C’est là une lourde erreur de n’avoir pas pu saisir le message du Gouvernement qui a eu le mérite, face à la situation  du pays de s’y opposer
 En supposant un instant qu’elle soit au Pouvoir, l’UGTT, ou celui qui aura sa confiance, ne pourrait pas satisfaire  les revendications  de ses adhérents car leur pouvoir d’achat ne s’améliorera pas tant que  l’investissement ne reprendra pas nettement et que la croissance restera molle.
Que faire ?
S’asseoir  tous  autour d’une table et entamer un dialogue sérieux qui a trop tardé sans se préoccuper outre mesure de la date des élections.
Je ne pense pas que le peuple ira voter sans un assainissement préalable de l’environnement politique et un plan de redressement économique.
 A ce dialogue, il est hors de question de s’en tenir à Carthage 1,2 ou 3  mais de procéder à une analyse réelle de la situation et d’arrêter ensemble les mesures urgentes et à moyen terme à réaliser.
A ce dialogue national devront participer, le Gouvernement, toutes les organisations nationales, tous les partis politiques, y compris ceux de l’opposition, les experts qu’on a laissé au bord de la route et les medias en tant qu’observateurs et témoins pour éclairer le peuple et le mobiliser une fois les mesures arretées.

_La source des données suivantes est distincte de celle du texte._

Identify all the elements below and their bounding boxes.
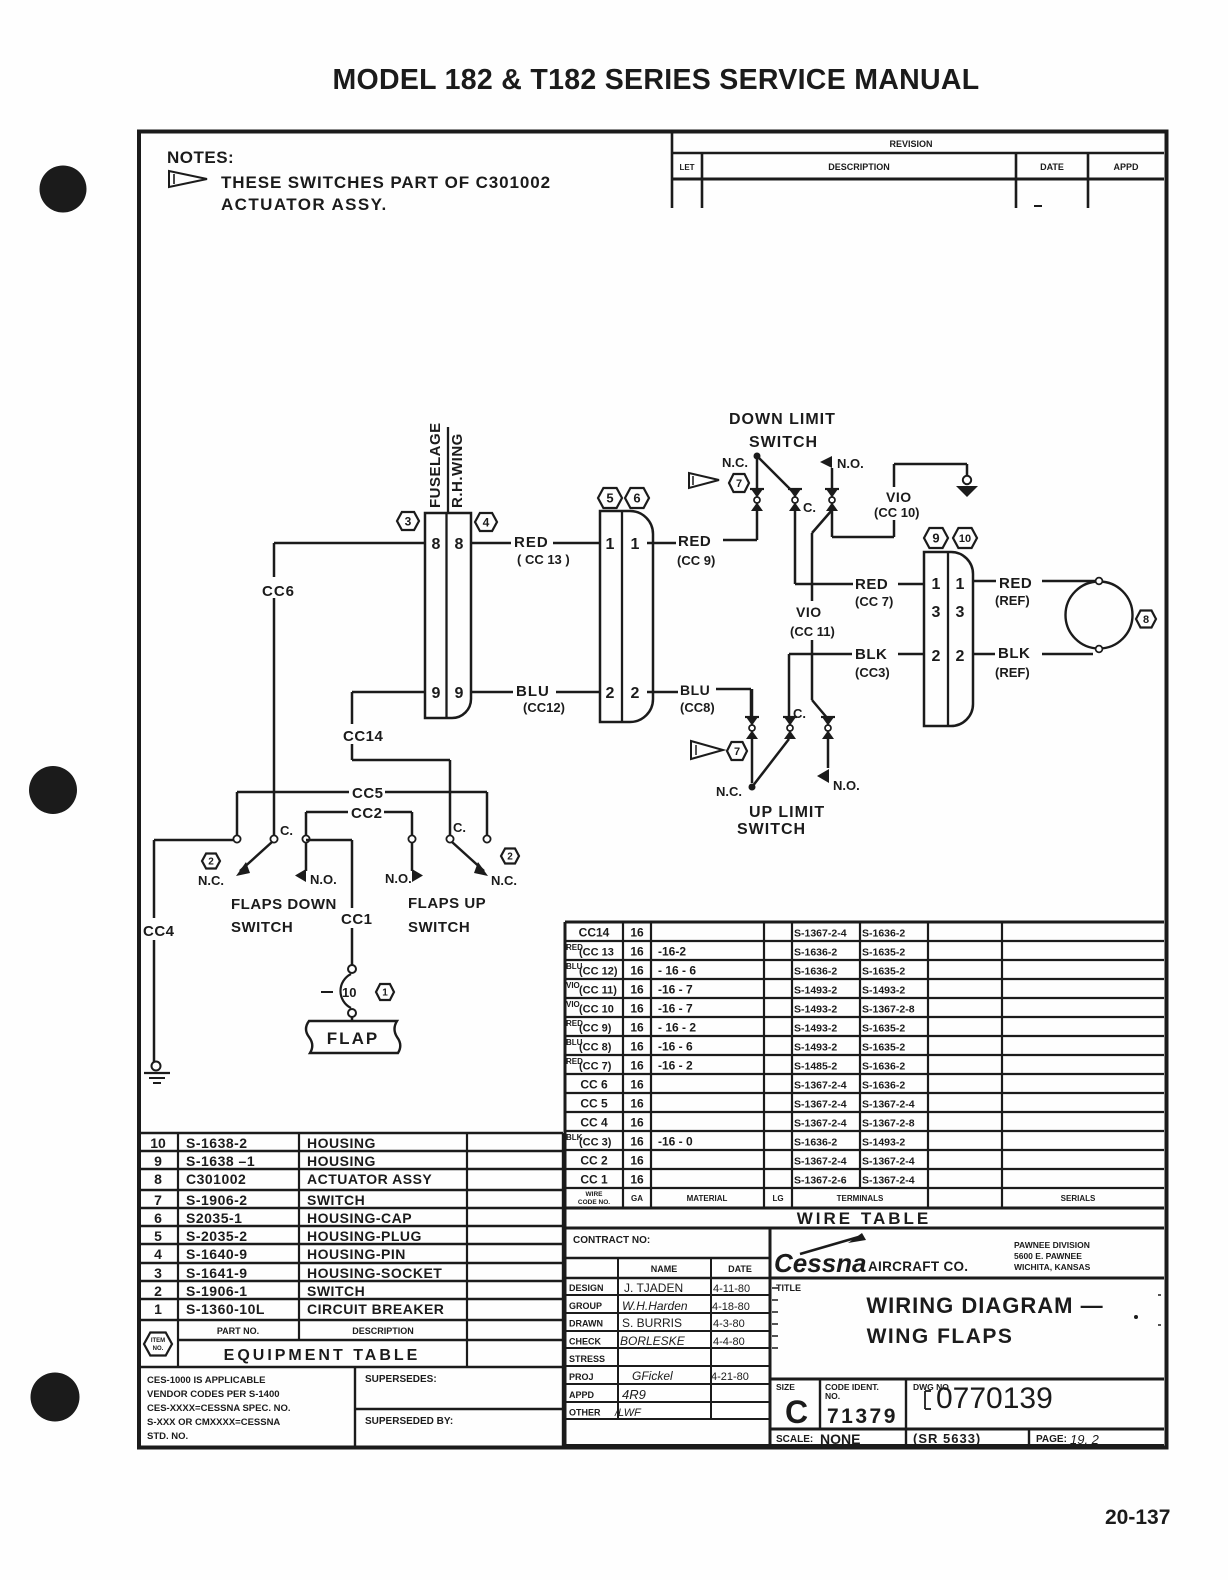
- svg-text:S-1638-2: S-1638-2: [186, 1135, 248, 1151]
- svg-text:APPD: APPD: [569, 1390, 595, 1400]
- svg-text:SWITCH: SWITCH: [307, 1283, 365, 1299]
- svg-text:S-1636-2: S-1636-2: [862, 1061, 905, 1073]
- svg-text:6: 6: [154, 1210, 162, 1226]
- svg-text:1: 1: [956, 576, 965, 593]
- svg-text:5: 5: [154, 1228, 162, 1244]
- svg-text:CC14: CC14: [343, 728, 384, 745]
- svg-text:APPD: APPD: [1113, 162, 1139, 172]
- svg-text:S-1906-2: S-1906-2: [186, 1192, 248, 1208]
- svg-text:DATE: DATE: [728, 1264, 752, 1274]
- svg-text:S-1636-2: S-1636-2: [794, 1137, 837, 1149]
- svg-text:16: 16: [630, 1097, 644, 1111]
- svg-text:(CC 9): (CC 9): [579, 1023, 612, 1035]
- svg-text:S-1367-2-4: S-1367-2-4: [794, 1118, 847, 1130]
- svg-text:10: 10: [959, 533, 971, 545]
- svg-text:HOUSING: HOUSING: [307, 1135, 376, 1151]
- svg-text:DOWN LIMIT: DOWN LIMIT: [729, 411, 836, 428]
- svg-text:-16 - 7: -16 - 7: [658, 1002, 693, 1016]
- svg-text:J. TJADEN: J. TJADEN: [624, 1281, 683, 1295]
- svg-text:9: 9: [932, 531, 939, 546]
- svg-text:16: 16: [630, 945, 644, 959]
- svg-text:CC 4: CC 4: [580, 1116, 608, 1130]
- svg-text:S-1493-2: S-1493-2: [862, 985, 905, 997]
- svg-text:4: 4: [154, 1246, 162, 1262]
- svg-text:C.: C.: [280, 823, 293, 838]
- svg-text:SERIALS: SERIALS: [1061, 1194, 1096, 1203]
- svg-text:WIRE: WIRE: [586, 1191, 604, 1198]
- svg-text:C301002: C301002: [186, 1171, 246, 1187]
- svg-text:STRESS: STRESS: [569, 1354, 605, 1364]
- svg-text:CIRCUIT BREAKER: CIRCUIT BREAKER: [307, 1301, 444, 1317]
- svg-text:2: 2: [154, 1283, 162, 1299]
- svg-text:DESCRIPTION: DESCRIPTION: [352, 1326, 414, 1336]
- svg-text:S-1640-9: S-1640-9: [186, 1246, 248, 1262]
- svg-text:W.H.Harden: W.H.Harden: [622, 1299, 688, 1313]
- svg-text:CC14: CC14: [579, 926, 610, 940]
- svg-text:S-XXX OR CMXXXX=CESSNA: S-XXX OR CMXXXX=CESSNA: [147, 1417, 280, 1428]
- svg-text:N.O.: N.O.: [837, 456, 864, 471]
- svg-text:-16 - 0: -16 - 0: [658, 1135, 693, 1149]
- svg-text:CC6: CC6: [262, 583, 295, 600]
- svg-text:NAME: NAME: [651, 1264, 678, 1274]
- svg-text:VIO: VIO: [566, 1000, 580, 1009]
- svg-text:UP LIMIT: UP LIMIT: [749, 804, 825, 821]
- svg-text:NO.: NO.: [825, 1391, 840, 1401]
- svg-text:2: 2: [956, 648, 965, 665]
- svg-text:S-1367-2-4: S-1367-2-4: [794, 928, 847, 940]
- svg-text:-16 - 6: -16 - 6: [658, 1040, 693, 1054]
- svg-text:FUSELAGE: FUSELAGE: [427, 422, 444, 508]
- svg-text:FLAP: FLAP: [327, 1029, 379, 1048]
- svg-text:MODEL 182 & T182 SERIES SERVIC: MODEL 182 & T182 SERIES SERVICE MANUAL: [332, 64, 979, 96]
- svg-text:CC5: CC5: [352, 785, 384, 802]
- svg-text:- 16 - 2: - 16 - 2: [658, 1021, 696, 1035]
- svg-text:C.: C.: [803, 500, 816, 515]
- svg-text:VIO: VIO: [886, 489, 912, 505]
- svg-text:71379: 71379: [827, 1405, 898, 1428]
- svg-text:S-1635-2: S-1635-2: [862, 1023, 905, 1035]
- svg-text:LET: LET: [679, 163, 694, 172]
- svg-text:2: 2: [932, 648, 941, 665]
- svg-text:CC1: CC1: [341, 911, 373, 928]
- svg-text:MATERIAL: MATERIAL: [687, 1194, 728, 1203]
- svg-text:-16 - 2: -16 - 2: [658, 1059, 693, 1073]
- svg-text:4-4-80: 4-4-80: [713, 1336, 745, 1348]
- svg-text:1: 1: [606, 536, 615, 553]
- svg-text:(CC 9): (CC 9): [677, 553, 715, 568]
- svg-text:- 16 - 6: - 16 - 6: [658, 964, 696, 978]
- svg-text:N.C.: N.C.: [722, 455, 748, 470]
- svg-text:(SR 5633): (SR 5633): [913, 1431, 981, 1446]
- svg-text:GROUP: GROUP: [569, 1301, 602, 1311]
- svg-text:S-1367-2-8: S-1367-2-8: [862, 1118, 915, 1130]
- svg-text:C.: C.: [453, 820, 466, 835]
- svg-text:CC 2: CC 2: [580, 1154, 608, 1168]
- svg-text:S-1635-2: S-1635-2: [862, 966, 905, 978]
- svg-text:WING FLAPS: WING FLAPS: [867, 1325, 1014, 1348]
- svg-text:S2035-1: S2035-1: [186, 1210, 242, 1226]
- svg-text:16: 16: [630, 1040, 644, 1054]
- svg-text:BLU: BLU: [680, 682, 710, 698]
- svg-text:CC 5: CC 5: [580, 1097, 608, 1111]
- svg-text:VENDOR CODES PER S-1400: VENDOR CODES PER S-1400: [147, 1389, 280, 1400]
- svg-text:(CC12): (CC12): [523, 700, 565, 715]
- svg-text:BLK: BLK: [855, 646, 887, 663]
- svg-text:CC4: CC4: [143, 923, 175, 940]
- svg-text:S-1367-2-8: S-1367-2-8: [862, 1004, 915, 1016]
- svg-text:(CC3): (CC3): [855, 665, 890, 680]
- svg-text:PAGE:: PAGE:: [1036, 1434, 1067, 1445]
- svg-text:WICHITA, KANSAS: WICHITA, KANSAS: [1014, 1262, 1091, 1272]
- svg-text:(CC 12): (CC 12): [579, 966, 618, 978]
- svg-text:(CC 7): (CC 7): [579, 1061, 612, 1073]
- svg-text:S-1493-2: S-1493-2: [794, 985, 837, 997]
- svg-text:S-1493-2: S-1493-2: [862, 1137, 905, 1149]
- svg-text:S-1367-2-6: S-1367-2-6: [794, 1175, 847, 1187]
- svg-text:8: 8: [455, 536, 464, 553]
- svg-text:BLU: BLU: [516, 683, 550, 700]
- svg-text:STD. NO.: STD. NO.: [147, 1431, 188, 1442]
- svg-text:PAWNEE DIVISION: PAWNEE DIVISION: [1014, 1240, 1090, 1250]
- svg-text:S-1636-2: S-1636-2: [794, 947, 837, 959]
- svg-text:EQUIPMENT TABLE: EQUIPMENT TABLE: [224, 1347, 421, 1364]
- svg-text:3: 3: [405, 514, 412, 528]
- svg-text:BLK: BLK: [998, 645, 1030, 662]
- svg-text:S-1367-2-4: S-1367-2-4: [794, 1080, 847, 1092]
- svg-text:HOUSING: HOUSING: [307, 1153, 376, 1169]
- svg-text:HOUSING-CAP: HOUSING-CAP: [307, 1210, 412, 1226]
- svg-text:CHECK: CHECK: [569, 1336, 602, 1346]
- svg-text:3: 3: [154, 1265, 162, 1281]
- svg-text:9: 9: [432, 685, 441, 702]
- svg-text:2: 2: [606, 685, 615, 702]
- svg-text:DRAWN: DRAWN: [569, 1319, 603, 1329]
- svg-text:SWITCH: SWITCH: [749, 434, 818, 451]
- svg-text:S-1493-2: S-1493-2: [794, 1042, 837, 1054]
- svg-text:C: C: [785, 1394, 808, 1430]
- svg-text:DATE: DATE: [1040, 162, 1064, 172]
- svg-text:S-1367-2-4: S-1367-2-4: [794, 1099, 847, 1111]
- svg-text:(CC 8): (CC 8): [579, 1042, 612, 1054]
- svg-text:WIRE TABLE: WIRE TABLE: [797, 1209, 932, 1228]
- svg-text:S-1638 –1: S-1638 –1: [186, 1153, 255, 1169]
- svg-text:CES-XXXX=CESSNA SPEC. NO.: CES-XXXX=CESSNA SPEC. NO.: [147, 1403, 291, 1414]
- svg-text:16: 16: [630, 983, 644, 997]
- svg-text:VIO: VIO: [796, 604, 822, 620]
- svg-text:4R9: 4R9: [622, 1387, 646, 1402]
- svg-text:HOUSING-PLUG: HOUSING-PLUG: [307, 1228, 422, 1244]
- svg-text:(CC 7): (CC 7): [855, 594, 893, 609]
- svg-text:3: 3: [956, 604, 965, 621]
- svg-text:DESCRIPTION: DESCRIPTION: [828, 162, 890, 172]
- svg-text:8: 8: [154, 1171, 162, 1187]
- svg-text:S-1367-2-4: S-1367-2-4: [862, 1175, 915, 1187]
- svg-text:2: 2: [208, 857, 214, 868]
- svg-text:HOUSING-SOCKET: HOUSING-SOCKET: [307, 1265, 442, 1281]
- svg-text:S-1367-2-4: S-1367-2-4: [862, 1099, 915, 1111]
- svg-text:S-1635-2: S-1635-2: [862, 1042, 905, 1054]
- svg-text:S-2035-2: S-2035-2: [186, 1228, 248, 1244]
- svg-text:FLAPS UP: FLAPS UP: [408, 895, 486, 912]
- svg-text:NONE: NONE: [820, 1431, 860, 1447]
- svg-text:SWITCH: SWITCH: [307, 1192, 365, 1208]
- svg-text:Cessna: Cessna: [774, 1248, 867, 1278]
- svg-text:ITEM: ITEM: [151, 1338, 165, 1344]
- svg-text:GFickel: GFickel: [632, 1369, 673, 1383]
- svg-text:SWITCH: SWITCH: [408, 919, 470, 936]
- svg-text:S-1360-10L: S-1360-10L: [186, 1301, 265, 1317]
- svg-text:SWITCH: SWITCH: [231, 919, 293, 936]
- svg-text:CODE NO.: CODE NO.: [578, 1199, 610, 1206]
- svg-text:CONTRACT NO:: CONTRACT NO:: [573, 1235, 650, 1246]
- svg-text:-16-2: -16-2: [658, 945, 686, 959]
- svg-text:19. 2: 19. 2: [1070, 1432, 1100, 1447]
- svg-text:AIRCRAFT CO.: AIRCRAFT CO.: [868, 1259, 968, 1274]
- svg-text:8: 8: [432, 536, 441, 553]
- svg-text:S-1636-2: S-1636-2: [794, 966, 837, 978]
- svg-text:16: 16: [630, 1116, 644, 1130]
- svg-text:RED: RED: [514, 534, 549, 551]
- svg-text:(CC 13: (CC 13: [579, 947, 614, 959]
- svg-text:9: 9: [455, 685, 464, 702]
- svg-text:S-1636-2: S-1636-2: [862, 928, 905, 940]
- svg-text:RED: RED: [678, 533, 711, 550]
- svg-text:WIRING DIAGRAM —: WIRING DIAGRAM —: [866, 1293, 1103, 1318]
- svg-text:5600 E. PAWNEE: 5600 E. PAWNEE: [1014, 1251, 1082, 1261]
- svg-text:SIZE: SIZE: [776, 1382, 795, 1392]
- svg-text:16: 16: [630, 1154, 644, 1168]
- svg-text:/LWF: /LWF: [614, 1407, 642, 1419]
- svg-text:PART NO.: PART NO.: [217, 1326, 259, 1336]
- svg-text:SWITCH: SWITCH: [737, 821, 806, 838]
- svg-text:NOTES:: NOTES:: [167, 148, 234, 167]
- svg-text:4-11-80: 4-11-80: [713, 1283, 750, 1295]
- svg-text:ACTUATOR ASSY.: ACTUATOR ASSY.: [221, 195, 388, 214]
- svg-text:0770139: 0770139: [936, 1382, 1053, 1415]
- svg-text:9: 9: [154, 1153, 162, 1169]
- svg-text:(CC 10): (CC 10): [874, 505, 920, 520]
- svg-text:C.: C.: [793, 706, 806, 721]
- svg-text:(CC 11): (CC 11): [579, 985, 617, 997]
- svg-text:FLAPS DOWN: FLAPS DOWN: [231, 896, 337, 913]
- svg-text:RED: RED: [855, 576, 888, 593]
- svg-text:4-21-80: 4-21-80: [711, 1371, 749, 1383]
- svg-text:S-1367-2-4: S-1367-2-4: [862, 1156, 915, 1168]
- svg-text:TITLE: TITLE: [776, 1283, 801, 1293]
- svg-text:N.C.: N.C.: [716, 784, 742, 799]
- svg-text:6: 6: [633, 491, 640, 506]
- svg-text:2: 2: [631, 685, 640, 702]
- svg-text:(CC 3): (CC 3): [579, 1137, 612, 1149]
- svg-text:10: 10: [342, 985, 356, 1000]
- svg-text:16: 16: [630, 1135, 644, 1149]
- svg-text:1: 1: [932, 576, 941, 593]
- svg-text:CC2: CC2: [351, 805, 383, 822]
- svg-text:S-1635-2: S-1635-2: [862, 947, 905, 959]
- svg-text:1: 1: [382, 988, 388, 999]
- svg-text:7: 7: [154, 1192, 162, 1208]
- svg-text:4-18-80: 4-18-80: [712, 1301, 750, 1313]
- svg-text:(REF): (REF): [995, 593, 1030, 608]
- svg-text:16: 16: [630, 1002, 644, 1016]
- svg-text:VIO: VIO: [566, 981, 580, 990]
- svg-text:ACTUATOR ASSY: ACTUATOR ASSY: [307, 1171, 432, 1187]
- svg-text:CC 1: CC 1: [580, 1173, 608, 1187]
- svg-text:( CC 13 ): ( CC 13 ): [517, 552, 570, 567]
- svg-text:THESE SWITCHES PART OF C301002: THESE SWITCHES PART OF C301002: [221, 173, 551, 192]
- svg-text:7: 7: [736, 478, 742, 490]
- svg-text:N.C.: N.C.: [198, 873, 224, 888]
- svg-text:10: 10: [150, 1135, 166, 1151]
- svg-text:CES-1000 IS APPLICABLE: CES-1000 IS APPLICABLE: [147, 1375, 265, 1386]
- svg-text:1: 1: [631, 536, 640, 553]
- svg-text:TERMINALS: TERMINALS: [837, 1194, 884, 1203]
- svg-text:HOUSING-PIN: HOUSING-PIN: [307, 1246, 406, 1262]
- svg-text:5: 5: [606, 491, 613, 506]
- svg-text:16: 16: [630, 1059, 644, 1073]
- svg-text:N.O.: N.O.: [310, 872, 337, 887]
- svg-text:8: 8: [1143, 614, 1149, 626]
- svg-text:SUPERSEDES:: SUPERSEDES:: [365, 1374, 437, 1385]
- svg-text:S-1493-2: S-1493-2: [794, 1004, 837, 1016]
- svg-text:LG: LG: [772, 1194, 783, 1203]
- svg-text:N.C.: N.C.: [491, 873, 517, 888]
- svg-text:NO.: NO.: [153, 1346, 164, 1352]
- svg-text:DESIGN: DESIGN: [569, 1283, 604, 1293]
- svg-text:R.H.WING: R.H.WING: [449, 433, 466, 508]
- svg-text:4-3-80: 4-3-80: [713, 1318, 745, 1330]
- svg-text:4: 4: [483, 515, 490, 529]
- svg-text:SCALE:: SCALE:: [776, 1434, 813, 1445]
- svg-text:(REF): (REF): [995, 665, 1030, 680]
- svg-text:3: 3: [932, 604, 941, 621]
- svg-text:PROJ: PROJ: [569, 1372, 594, 1382]
- svg-text:16: 16: [630, 926, 644, 940]
- svg-text:16: 16: [630, 1021, 644, 1035]
- svg-text:2: 2: [507, 852, 513, 863]
- svg-text:S-1485-2: S-1485-2: [794, 1061, 837, 1073]
- svg-text:(CC8): (CC8): [680, 700, 715, 715]
- svg-text:(CC 10: (CC 10: [579, 1004, 614, 1016]
- svg-text:16: 16: [630, 1078, 644, 1092]
- svg-text:S. BURRIS: S. BURRIS: [622, 1316, 682, 1330]
- svg-text:(CC 11): (CC 11): [790, 624, 835, 639]
- svg-text:N.O.: N.O.: [833, 778, 860, 793]
- svg-text:S-1906-1: S-1906-1: [186, 1283, 248, 1299]
- svg-text:RED: RED: [999, 575, 1032, 592]
- svg-text:S-1641-9: S-1641-9: [186, 1265, 248, 1281]
- svg-text:CC 6: CC 6: [580, 1078, 608, 1092]
- svg-text:BORLESKE: BORLESKE: [620, 1334, 686, 1348]
- svg-text:S-1493-2: S-1493-2: [794, 1023, 837, 1035]
- svg-text:20-137: 20-137: [1105, 1506, 1170, 1529]
- svg-text:16: 16: [630, 1173, 644, 1187]
- svg-text:OTHER: OTHER: [569, 1408, 601, 1418]
- svg-text:S-1367-2-4: S-1367-2-4: [794, 1156, 847, 1168]
- svg-text:GA: GA: [631, 1194, 643, 1203]
- svg-text:-16 - 7: -16 - 7: [658, 983, 693, 997]
- svg-text:REVISION: REVISION: [889, 139, 932, 149]
- svg-text:N.O.: N.O.: [385, 871, 412, 886]
- svg-text:SUPERSEDED BY:: SUPERSEDED BY:: [365, 1416, 453, 1427]
- svg-text:S-1636-2: S-1636-2: [862, 1080, 905, 1092]
- svg-text:16: 16: [630, 964, 644, 978]
- svg-text:7: 7: [734, 746, 740, 758]
- svg-text:1: 1: [154, 1301, 162, 1317]
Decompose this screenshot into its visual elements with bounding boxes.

La situation est telle que  cet atelier de travail  débouchera sur un train de mesures acceptées par l’ensemble des participants à ce dialogue.
En partant du fait qu’une économie purement libérale ou à l’opposé purement étatique, sont à rejeter, Je pense qu’entre les experts de toutes les parties en présence, on parviendra à définir un dénominateur commun sur chaque dossier épineux d’où la nécessité de  concessions à réaliser de part et d’autre.
Au nombre des concessions l’UGTT doit comprendre que la valeur travail, la production  de biens et de services, la productivité et la paix sociale sont des conditions sine qua non pour une nette reprise de l’activité économique  et donc  de la croissance sans laquelle le Gouvernement, n’importe lequel, ne pourra rien redistribuer.
Le Chef du Gouvernement en place, ou celui qui recueillera la confiance des participants, et non la seule confiance de BCE,  devra s’engager à une compression de ses dépenses de fonctionnement, une bonne gouvernance, une lutte véritable contre la corruption, une justice fiscale, une indépendance de la justice, une politique de communication adéquate et une application, à tous, des lois de la République.
Avec une feuille de route claire arrêtée par l’ensemble des  participants, les partis  auront la lourde tâche de mobiliser le peuple dans cet effort national non  exempt de sacrifices.
Quant à l’ARP elle se doit de légiférer rapidement, de voter les lois en suspens dans ses tiroirs et d’éliminer les entraves au développement en substituant ses contrôles a priori par un suivi a posteriori.